The European Commission has set out plans to push for a consolidated tape in the European primary and secondary bond markets following months of pressure from market participants.
In the report, the Commission said it would be conducting a further review of MiFID and MiFIR this year that would include plans to design and implement a consolidated tape.
The EU regulator said the design will initially focus on corporate bond issuances, offering a central database which aggregates various post-trade data sources into a single view.
“A consolidated tape will ensure that more trading takes place on transparent regulated platforms, thereby increasing market depth and attractiveness of euro-denominated securities both for issuers and investors,” said the Commission in the report.
Concerns around the high costs of developing a tape in a restrictive regulatory environment with a lack of commercial benefits have thwarted efforts to develop a tape in the past.
The Commission’s report follows months of pressure from parties eager to implement a system similar to the one in place in the US after MiFID II only laid out requirements for voluntarily consolidated tape providers in Europe.

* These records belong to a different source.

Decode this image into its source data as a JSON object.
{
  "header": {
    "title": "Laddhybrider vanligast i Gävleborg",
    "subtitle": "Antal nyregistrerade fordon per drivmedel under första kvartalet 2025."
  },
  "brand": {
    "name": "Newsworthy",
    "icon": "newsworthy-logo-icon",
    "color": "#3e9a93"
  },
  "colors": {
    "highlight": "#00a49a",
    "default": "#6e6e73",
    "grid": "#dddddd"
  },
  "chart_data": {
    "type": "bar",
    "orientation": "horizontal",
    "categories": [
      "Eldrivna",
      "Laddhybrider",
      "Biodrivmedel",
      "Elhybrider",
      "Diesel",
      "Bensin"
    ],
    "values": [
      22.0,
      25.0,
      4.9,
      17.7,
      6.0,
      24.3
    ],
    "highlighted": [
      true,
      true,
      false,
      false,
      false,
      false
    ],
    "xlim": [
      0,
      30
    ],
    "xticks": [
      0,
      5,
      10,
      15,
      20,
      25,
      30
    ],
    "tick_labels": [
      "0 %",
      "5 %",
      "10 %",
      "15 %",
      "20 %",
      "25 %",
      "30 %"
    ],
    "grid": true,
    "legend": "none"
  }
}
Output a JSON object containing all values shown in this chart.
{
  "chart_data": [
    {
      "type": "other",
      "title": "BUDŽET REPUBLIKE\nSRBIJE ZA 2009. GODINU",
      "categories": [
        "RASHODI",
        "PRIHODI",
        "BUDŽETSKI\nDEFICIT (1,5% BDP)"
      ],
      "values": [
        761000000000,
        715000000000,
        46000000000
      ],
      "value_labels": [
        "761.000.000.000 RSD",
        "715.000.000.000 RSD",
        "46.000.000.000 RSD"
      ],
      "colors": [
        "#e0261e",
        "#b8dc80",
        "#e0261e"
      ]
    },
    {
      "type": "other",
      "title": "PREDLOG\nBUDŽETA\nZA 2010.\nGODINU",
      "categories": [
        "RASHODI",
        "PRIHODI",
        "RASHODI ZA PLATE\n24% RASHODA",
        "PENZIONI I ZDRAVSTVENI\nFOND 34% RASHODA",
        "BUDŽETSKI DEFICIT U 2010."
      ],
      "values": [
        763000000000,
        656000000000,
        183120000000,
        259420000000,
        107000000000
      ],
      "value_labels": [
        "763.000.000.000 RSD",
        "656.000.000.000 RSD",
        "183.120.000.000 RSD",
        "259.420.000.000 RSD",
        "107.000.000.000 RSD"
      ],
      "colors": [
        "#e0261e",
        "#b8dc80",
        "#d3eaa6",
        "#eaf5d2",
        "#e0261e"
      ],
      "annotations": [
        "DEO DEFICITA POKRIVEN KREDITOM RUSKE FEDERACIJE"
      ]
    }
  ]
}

“We are very pleased to see an explicit commitment for an EU post-trade consolidated tape for bond markets which has been a key advocacy aspect for ICMA’s MiFID II Working Group and more specifically the bond consolidated tape taskforce members,” said Liz Callaghan, director for secondary markets at the International Capital Markets Association (ICMA)
“A centralised, accessible, and affordable source of aggregated post-trade bond data will provide the bond market with the transparency needed to assist decision making and provide comprehensive market insight, benefitting end investors – large or small.”

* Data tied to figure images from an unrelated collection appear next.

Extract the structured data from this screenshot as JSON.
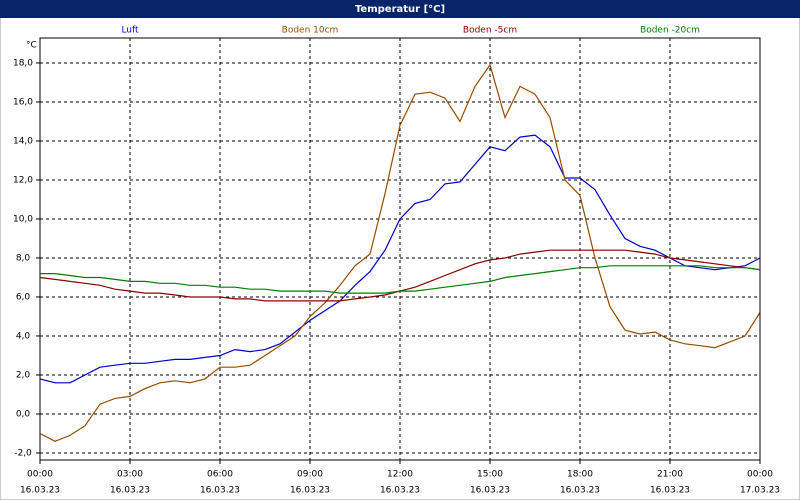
{
  "chart_data": {
    "type": "line",
    "title": "Temperatur [°C]",
    "y_unit": "°C",
    "x": [
      0,
      0.5,
      1,
      1.5,
      2,
      2.5,
      3,
      3.5,
      4,
      4.5,
      5,
      5.5,
      6,
      6.5,
      7,
      7.5,
      8,
      8.5,
      9,
      9.5,
      10,
      10.5,
      11,
      11.5,
      12,
      12.5,
      13,
      13.5,
      14,
      14.5,
      15,
      15.5,
      16,
      16.5,
      17,
      17.5,
      18,
      18.5,
      19,
      19.5,
      20,
      20.5,
      21,
      21.5,
      22,
      22.5,
      23,
      23.5,
      24
    ],
    "xlim": [
      0,
      24
    ],
    "xticks": [
      {
        "value": 0,
        "label": "00:00"
      },
      {
        "value": 3,
        "label": "03:00"
      },
      {
        "value": 6,
        "label": "06:00"
      },
      {
        "value": 9,
        "label": "09:00"
      },
      {
        "value": 12,
        "label": "12:00"
      },
      {
        "value": 15,
        "label": "15:00"
      },
      {
        "value": 18,
        "label": "18:00"
      },
      {
        "value": 21,
        "label": "21:00"
      },
      {
        "value": 24,
        "label": "00:00"
      }
    ],
    "xtick_dates": [
      "16.03.23",
      "16.03.23",
      "16.03.23",
      "16.03.23",
      "16.03.23",
      "16.03.23",
      "16.03.23",
      "16.03.23",
      "17.03.23"
    ],
    "ylim": [
      -2.36,
      19.28
    ],
    "yticks": [
      {
        "value": -2,
        "label": "-2,0"
      },
      {
        "value": 0,
        "label": "0,0"
      },
      {
        "value": 2,
        "label": "2,0"
      },
      {
        "value": 4,
        "label": "4,0"
      },
      {
        "value": 6,
        "label": "6,0"
      },
      {
        "value": 8,
        "label": "8,0"
      },
      {
        "value": 10,
        "label": "10,0"
      },
      {
        "value": 12,
        "label": "12,0"
      },
      {
        "value": 14,
        "label": "14,0"
      },
      {
        "value": 16,
        "label": "16,0"
      },
      {
        "value": 18,
        "label": "18,0"
      }
    ],
    "grid": true,
    "series": [
      {
        "name": "Luft",
        "color": "#0000cc",
        "values": [
          1.8,
          1.6,
          1.6,
          2.0,
          2.4,
          2.5,
          2.6,
          2.6,
          2.7,
          2.8,
          2.8,
          2.9,
          3.0,
          3.3,
          3.2,
          3.3,
          3.6,
          4.2,
          4.8,
          5.3,
          5.8,
          6.6,
          7.3,
          8.4,
          10.0,
          10.8,
          11.0,
          11.8,
          11.9,
          12.8,
          13.7,
          13.5,
          14.2,
          14.3,
          13.7,
          12.1,
          12.1,
          11.5,
          10.2,
          9.0,
          8.6,
          8.4,
          8.0,
          7.6,
          7.5,
          7.4,
          7.5,
          7.6,
          8.0
        ]
      },
      {
        "name": "Boden 10cm",
        "color": "#994c00",
        "values": [
          -1.0,
          -1.4,
          -1.1,
          -0.6,
          0.5,
          0.8,
          0.9,
          1.3,
          1.6,
          1.7,
          1.6,
          1.8,
          2.4,
          2.4,
          2.5,
          3.0,
          3.5,
          4.0,
          5.0,
          5.7,
          6.6,
          7.6,
          8.2,
          11.3,
          14.8,
          16.4,
          16.5,
          16.2,
          15.0,
          16.8,
          17.9,
          15.2,
          16.8,
          16.4,
          15.2,
          12.0,
          11.2,
          8.0,
          5.5,
          4.3,
          4.1,
          4.2,
          3.8,
          3.6,
          3.5,
          3.4,
          3.7,
          4.0,
          5.2
        ]
      },
      {
        "name": "Boden -5cm",
        "color": "#8b0000",
        "values": [
          7.0,
          6.9,
          6.8,
          6.7,
          6.6,
          6.4,
          6.3,
          6.2,
          6.2,
          6.1,
          6.0,
          6.0,
          6.0,
          5.9,
          5.9,
          5.8,
          5.8,
          5.8,
          5.8,
          5.8,
          5.8,
          5.9,
          6.0,
          6.1,
          6.3,
          6.5,
          6.8,
          7.1,
          7.4,
          7.7,
          7.9,
          8.0,
          8.2,
          8.3,
          8.4,
          8.4,
          8.4,
          8.4,
          8.4,
          8.4,
          8.3,
          8.2,
          8.0,
          7.9,
          7.8,
          7.7,
          7.6,
          7.5,
          7.4
        ]
      },
      {
        "name": "Boden -20cm",
        "color": "#008000",
        "values": [
          7.2,
          7.2,
          7.1,
          7.0,
          7.0,
          6.9,
          6.8,
          6.8,
          6.7,
          6.7,
          6.6,
          6.6,
          6.5,
          6.5,
          6.4,
          6.4,
          6.3,
          6.3,
          6.3,
          6.3,
          6.2,
          6.2,
          6.2,
          6.2,
          6.3,
          6.3,
          6.4,
          6.5,
          6.6,
          6.7,
          6.8,
          7.0,
          7.1,
          7.2,
          7.3,
          7.4,
          7.5,
          7.5,
          7.6,
          7.6,
          7.6,
          7.6,
          7.6,
          7.6,
          7.6,
          7.5,
          7.5,
          7.5,
          7.4
        ]
      }
    ]
  }
}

The European Fund and Asset Management Association (EFAMA) called on regulatory authorities in May to mandate a consolidated tape stating that the rules had failed to deliver the market data system due to a lack of enforcement on the notion of ‘reasonable commercial basis’ for the costs of market data.
“We consider that the absence of enforcement of the ‘reasonable commercial costs’ principle constitutes a barrier to transparency, as the cost of data may lead some market participants to refrain from seeking quotes for some instruments,” said EFAMA in its MiFID II review.
Several participants also used the MiFID II review last year to demand a consolidated tape, including buy-side heavyweight BlackRock who said it would “increase transparency and strengthen best execution, while simultaneously improving competitiveness of European capital markets and contributing to the delivery of Capital Markets Union.”